Только Чан это произнес, как на баррикаде появился Дхандас. Ударяя налево и направо обоюдоострым мечом, он упорно пробивался вперед. Я не сомневаюсь, что в это время он ни о чем не думал, кроме как о жуке-скарабее, с помощью которого он завладеет наконец сокровищами Серафиса.
Гвардейцы вынуждены были отступить. Мешки с песком полетели вниз, расчищая проход для солдат Нохри.
Царица укрылась в тронном зале, а голоса мятежников между тем раздавались все ближе и ближе. Из защитников дворца оставались в живых Чан, Яхмос, я и не более сорока солдат. Лицо Серисис было бледно, как полотно. Молча, с достоинством, не спеша подошла она к трону и села с высоко поднятой головой, украшенной короной. Она приготовилась принять удар судьбы стойко, как подобает царице, чьи предки были великими фараонами.
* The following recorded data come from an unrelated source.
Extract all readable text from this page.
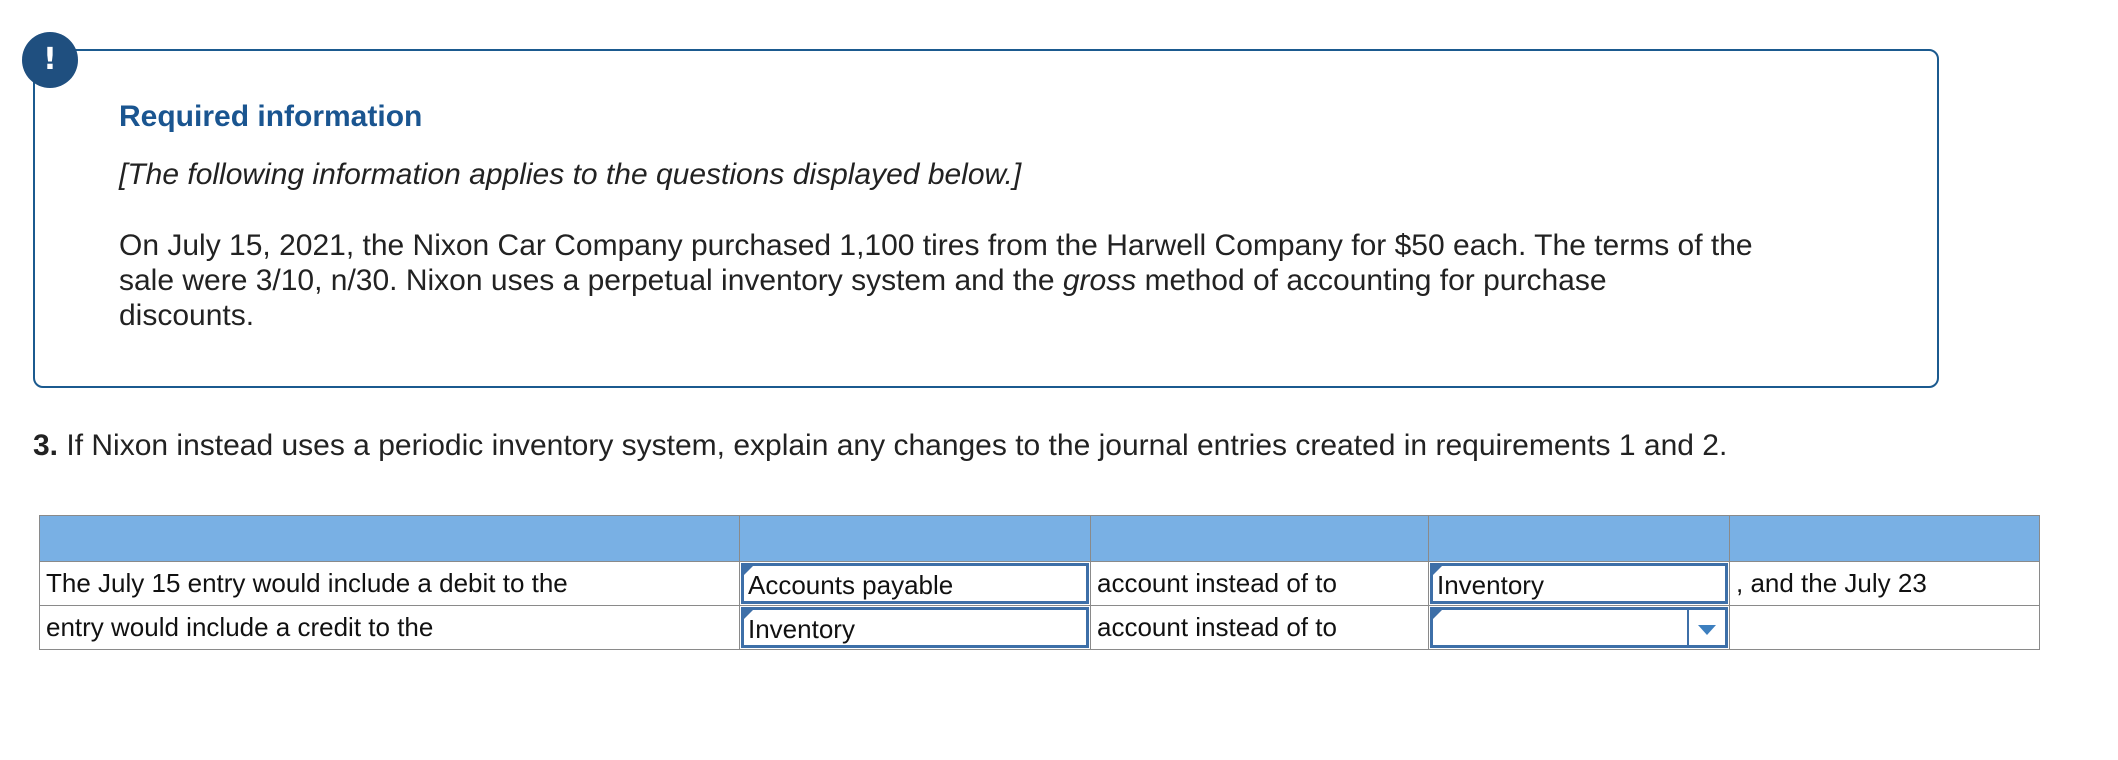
!

Required information

[The following information applies to the questions displayed below.]

On July 15, 2021, the Nixon Car Company purchased 1,100 tires from the Harwell Company for $50 each. The terms of the
sale were 3/10, n/30. Nixon uses a perpetual inventory system and the gross method of accounting for purchase
discounts.

3. If Nixon instead uses a periodic inventory system, explain any changes to the journal entries created in requirements 1 and 2.

The July 15 entry would include a debit to the	Accounts payable	account instead of to	Inventory	, and the July 23
entry would include a credit to the	Inventory	account instead of to	
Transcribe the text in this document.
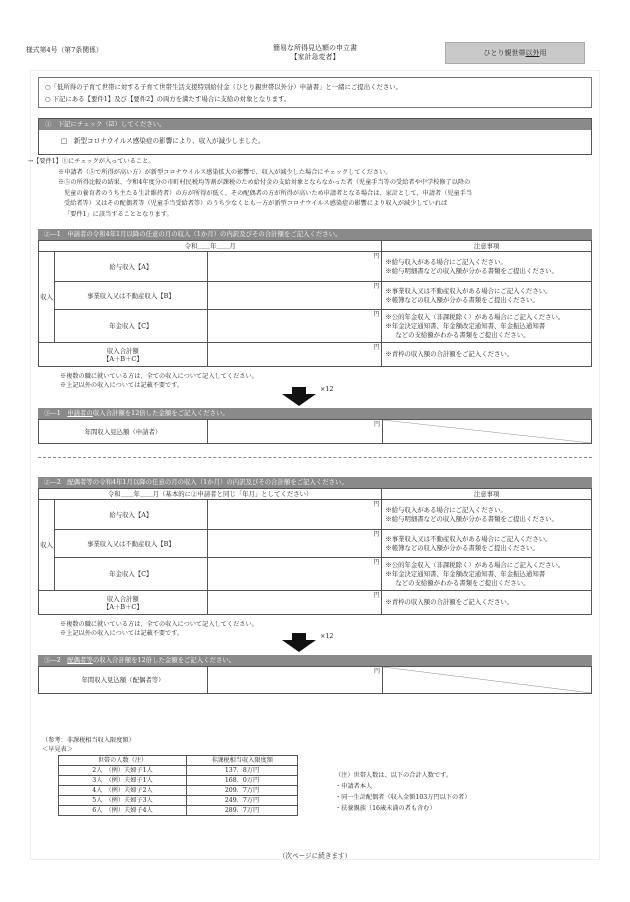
様式第4号（第7条関係）	簡易な所得見込額の申立書
【家計急変者】
ひとり親世帯以外用
○「低所得の子育て世帯に対する子育て世帯生活支援特別給付金（ひとり親世帯以外分）申請書」と一緒にご提出ください。
○ 下記にある【要件1】及び【要件2】の両方を満たす場合に支給の対象となります。
①　下記にチェック（☑）してください。
□　新型コロナウイルス感染症の影響により、収入が減少しました。
→【要件1】①にチェックが入っていること。
※申請者（⑤で所得が高い方）が新型コロナウイルス感染拡大の影響で、収入が減少した場合にチェックしてください。
※⑤の所得比較の結果、令和4年度分の市町村民税均等割が課税のため給付金の支給対象とならなかった者（児童手当等の受給者や中学校修了以降の
児童の養育者のうち主たる生計維持者）の方が所得が低く、その配偶者の方が所得が高いため申請者となる場合は、家計として、申請者（児童手当
受給者等）又はその配偶者等（児童手当受給者等）のうち少なくとも一方が新型コロナウイルス感染症の影響により収入が減少していれば
「要件1」に該当することとなります。
②―1　申請者の令和4年1月以降の任意の月の収入（1か月）の内訳及びその合計額をご記入ください。
令和＿＿年＿＿月			注意事項
収入	給与収入【A】	円	※給与収入がある場合にご記入ください。
※給与明細書などの収入額が分かる書類をご提出ください。

	事業収入又は不動産収入【B】	円	※事業収入又は不動産収入がある場合にご記入ください。
※帳簿などの収入額が分かる書類をご提出ください。

	年金収入【C】	円	※公的年金収入（非課税除く）がある場合にご記入ください。
※年金決定通知書、年金額改定通知書、年金振込通知書
などの支給額がわかる書類をご提出ください。

収入合計額
【A＋B＋C】		円	※青枠の収入額の合計額をご記入ください。
※複数の職に就いている方は、全ての収入について記入してください。
※上記以外の収入については記載不要です。	×12
③―1　申請者の収入合計額を12倍した金額をご記入ください。
年間収入見込額（申請者）	
円

②―2　配偶者等の令和4年1月以降の任意の月の収入（1か月）の内訳及びその合計額をご記入ください。
令和＿＿年＿＿月（基本的に②申請者と同じ「年月」としてください）			注意事項
収入	給与収入【A】	円	※給与収入がある場合にご記入ください。
※給与明細書などの収入額が分かる書類をご提出ください。

	事業収入又は不動産収入【B】	円	※事業収入又は不動産収入がある場合にご記入ください。
※帳簿などの収入額が分かる書類をご提出ください。

	年金収入【C】	円	※公的年金収入（非課税除く）がある場合にご記入ください。
※年金決定通知書、年金額改定通知書、年金振込通知書
などの支給額がわかる書類をご提出ください。

収入合計額
【A＋B＋C】		円	※青枠の収入額の合計額をご記入ください。
※複数の職に就いている方は、全ての収入について記入してください。
※上記以外の収入については記載不要です。	×12
③―2　配偶者等の収入合計額を12倍した金額をご記入ください。
年間収入見込額（配偶者等）	
円

（参考：非課税相当収入限度額）
＜早見表＞
世帯の人数（注）	非課税相当収入限度額
2人　（例）夫婦子1人	137．8万円
3人　（例）夫婦子1人	168．0万円
4人　（例）夫婦子2人	209．7万円
5人　（例）夫婦子3人	249．7万円
6人　（例）夫婦子4人	289．7万円
（注）世帯人数は、以下の合計人数です。
・申請者本人
・同一生計配偶者（収入金額103万円以下の者）
・扶養親族（16歳未満の者も含む）
（次ページに続きます）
Полководец Нохри в сопровождении Гора — Дхандаса продвинулся к самым дверям тронного зала и громко крикнул:
— Серисис, оставь престол Митни-Хапи тому, у кого достаточно сил, чтобы овладеть им и удержать его в своих руках!
Но не успел еще Нохри закрыть рот, как внизу послышался страшный шум и раздались крики ужаса. Затем наступила тишина, и мы ясно услышали, как кто-то иронически произнес:
— О! Пойдемте же вперед и посадим Нохри на трон!
Я сразу узнал этот голос. Он принадлежал не кому иному, как капитану Дхирендре.
В отличие от Чана, который никогда не выходил из себя, капитан Дхирендра был человеком горячим и поэтому, забывшись, произнес эту фразу во всеуслышание на хинди.
Отряд Дхирендры и Бакни появился с тыла так внезапно, что мятежники растерялись от неожиданности и большинство обратилось в бегство. Дхирендра и Бакни быстро заняли мраморную лестницу, а оставшиеся в живых гвардейцы вышли из тронного зала на соединение с ними. Таким образом Нохри и Дхандас попали в окружение. Дхандас не собирался сдаваться и беспорядочно размахивал мечом, от которого страдали не столько гвардейцы, сколько его же соратники.
Нохри понял, что он бессилен что-либо сделать, и кинулся на прорыв в тронный зал. Его доспехи защитили его от мечей, но несколько гвардейцев, оставшихся с царицей, сумели справиться с ним и обезоружили его.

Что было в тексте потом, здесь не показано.